Mouwaffaq al-Rubaie, the national security adviser for the interim government, accused Jordanian-born terror suspect Abu Musab al-Zarqawi and former Baath party members of trying to provoke a sectarian civil war.

"It's a paradoxical idea when they claim that they are fighting the infidels and at the same time, they kill Muslims during Friday prayers," he said.

He said Shiites, who make up 60 percent of the population, would not call for retaliation against the minority Sunnis who were favored by Saddam Hussein's regime.

"I am happy and proud of the people's reactions," al-Rubaie said. "Those who lost their sons and relatives didn't call for retaliation against Sunnis, which reflects their awareness and understanding of what is going on."

Walid al-Hilly, a leading figure of the Shiite-led Dawa Party, said the attacks would not stop the Shiites from trying to cooperate with Sunnis and other minorities in a new government.

"They kill unarmed men, women and children who want to glorify the ceremonies of Ashoura. These terrorist actions will not intimidate us nor make us change the way that we choose freedom," he told Al-Jazeera television. "We chose the path of brotherhood, cooperation and unity between Sunnis, Shiites, Kurds, Shabak, Turkomen and Christians and all other sects."
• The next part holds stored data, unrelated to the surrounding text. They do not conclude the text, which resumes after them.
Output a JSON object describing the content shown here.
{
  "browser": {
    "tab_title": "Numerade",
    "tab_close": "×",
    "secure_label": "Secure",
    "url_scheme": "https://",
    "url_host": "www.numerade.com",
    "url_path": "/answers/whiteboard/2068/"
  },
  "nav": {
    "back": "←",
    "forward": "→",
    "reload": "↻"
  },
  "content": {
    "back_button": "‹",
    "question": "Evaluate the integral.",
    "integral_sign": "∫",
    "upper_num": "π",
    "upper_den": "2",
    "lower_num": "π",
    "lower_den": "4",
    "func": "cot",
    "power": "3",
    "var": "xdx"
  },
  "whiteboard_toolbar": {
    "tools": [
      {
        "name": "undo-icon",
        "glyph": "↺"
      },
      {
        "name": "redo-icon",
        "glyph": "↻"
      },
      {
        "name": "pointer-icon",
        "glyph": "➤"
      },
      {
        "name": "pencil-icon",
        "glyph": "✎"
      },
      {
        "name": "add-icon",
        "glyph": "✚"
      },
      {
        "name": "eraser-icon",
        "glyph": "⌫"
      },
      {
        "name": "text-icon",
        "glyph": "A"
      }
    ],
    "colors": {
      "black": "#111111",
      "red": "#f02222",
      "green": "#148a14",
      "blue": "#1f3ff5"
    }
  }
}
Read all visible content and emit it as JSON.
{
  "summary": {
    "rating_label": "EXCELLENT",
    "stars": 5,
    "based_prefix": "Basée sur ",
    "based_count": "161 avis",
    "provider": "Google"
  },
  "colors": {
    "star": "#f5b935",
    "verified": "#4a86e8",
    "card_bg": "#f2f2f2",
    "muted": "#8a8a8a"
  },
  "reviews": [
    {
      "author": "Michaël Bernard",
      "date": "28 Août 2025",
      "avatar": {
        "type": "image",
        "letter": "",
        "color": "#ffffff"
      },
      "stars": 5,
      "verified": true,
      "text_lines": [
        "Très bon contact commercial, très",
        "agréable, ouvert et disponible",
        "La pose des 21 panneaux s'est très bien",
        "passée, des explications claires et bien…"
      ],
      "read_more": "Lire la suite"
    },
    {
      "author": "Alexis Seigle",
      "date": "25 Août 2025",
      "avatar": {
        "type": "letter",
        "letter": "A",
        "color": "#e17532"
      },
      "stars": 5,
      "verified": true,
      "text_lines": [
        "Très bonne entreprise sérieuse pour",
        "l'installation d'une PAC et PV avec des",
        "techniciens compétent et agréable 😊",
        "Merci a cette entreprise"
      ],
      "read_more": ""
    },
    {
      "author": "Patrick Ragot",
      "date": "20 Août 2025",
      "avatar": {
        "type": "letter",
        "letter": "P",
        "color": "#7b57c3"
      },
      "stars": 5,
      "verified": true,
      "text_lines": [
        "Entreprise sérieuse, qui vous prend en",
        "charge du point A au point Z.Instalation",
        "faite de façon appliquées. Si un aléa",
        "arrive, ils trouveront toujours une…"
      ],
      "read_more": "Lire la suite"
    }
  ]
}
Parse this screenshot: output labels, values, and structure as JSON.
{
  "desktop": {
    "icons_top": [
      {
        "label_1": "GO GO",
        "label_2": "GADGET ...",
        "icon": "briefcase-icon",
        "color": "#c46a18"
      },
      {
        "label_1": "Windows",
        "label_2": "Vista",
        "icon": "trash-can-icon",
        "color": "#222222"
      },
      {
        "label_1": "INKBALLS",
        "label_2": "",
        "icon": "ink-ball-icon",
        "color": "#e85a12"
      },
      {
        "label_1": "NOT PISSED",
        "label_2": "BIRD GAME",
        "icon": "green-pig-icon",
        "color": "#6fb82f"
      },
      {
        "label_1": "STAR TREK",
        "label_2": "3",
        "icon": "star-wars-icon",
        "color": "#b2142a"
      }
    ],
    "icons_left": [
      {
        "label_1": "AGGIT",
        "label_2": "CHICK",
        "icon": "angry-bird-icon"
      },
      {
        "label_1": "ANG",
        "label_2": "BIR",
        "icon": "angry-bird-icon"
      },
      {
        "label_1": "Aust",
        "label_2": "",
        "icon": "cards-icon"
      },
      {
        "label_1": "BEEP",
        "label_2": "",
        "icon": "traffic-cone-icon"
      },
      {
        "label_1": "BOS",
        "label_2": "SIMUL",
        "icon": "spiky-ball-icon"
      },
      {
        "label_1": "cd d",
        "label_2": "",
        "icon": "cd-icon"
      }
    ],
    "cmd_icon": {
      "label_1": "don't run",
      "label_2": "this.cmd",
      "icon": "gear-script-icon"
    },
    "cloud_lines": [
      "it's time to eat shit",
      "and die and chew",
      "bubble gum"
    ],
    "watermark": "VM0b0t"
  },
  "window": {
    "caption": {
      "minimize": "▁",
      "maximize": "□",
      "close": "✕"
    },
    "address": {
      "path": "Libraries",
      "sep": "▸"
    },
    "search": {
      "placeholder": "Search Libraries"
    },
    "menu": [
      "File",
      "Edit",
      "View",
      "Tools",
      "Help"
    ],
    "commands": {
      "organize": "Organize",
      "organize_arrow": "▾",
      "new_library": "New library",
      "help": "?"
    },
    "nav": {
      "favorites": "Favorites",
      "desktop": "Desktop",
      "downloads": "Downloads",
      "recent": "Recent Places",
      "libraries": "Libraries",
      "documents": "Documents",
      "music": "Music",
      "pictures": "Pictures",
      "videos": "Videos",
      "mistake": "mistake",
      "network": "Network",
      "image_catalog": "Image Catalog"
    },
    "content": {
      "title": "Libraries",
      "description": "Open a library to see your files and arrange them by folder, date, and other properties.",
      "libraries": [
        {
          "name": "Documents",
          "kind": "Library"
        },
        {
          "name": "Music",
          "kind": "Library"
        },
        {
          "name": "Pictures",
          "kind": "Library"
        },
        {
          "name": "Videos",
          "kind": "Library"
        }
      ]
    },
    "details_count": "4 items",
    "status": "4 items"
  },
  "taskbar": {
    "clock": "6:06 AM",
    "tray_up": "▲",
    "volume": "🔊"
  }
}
The attacks made Friday the deadliest day since last month's elections for a new national assembly. The Shiite ticket, the United Iraqi Alliance, won 48 percent of the vote in Iraq's first democratic balloting, while Sunnis mostly did not vote.

In a reminder of the dangers facing American troops here, a U.S. soldier was killed Friday on patrol in northern Iraq and a second was killed in the south, the military said. Three other American soldiers were killed in separate attacks in the country's north on Wednesday and Thursday.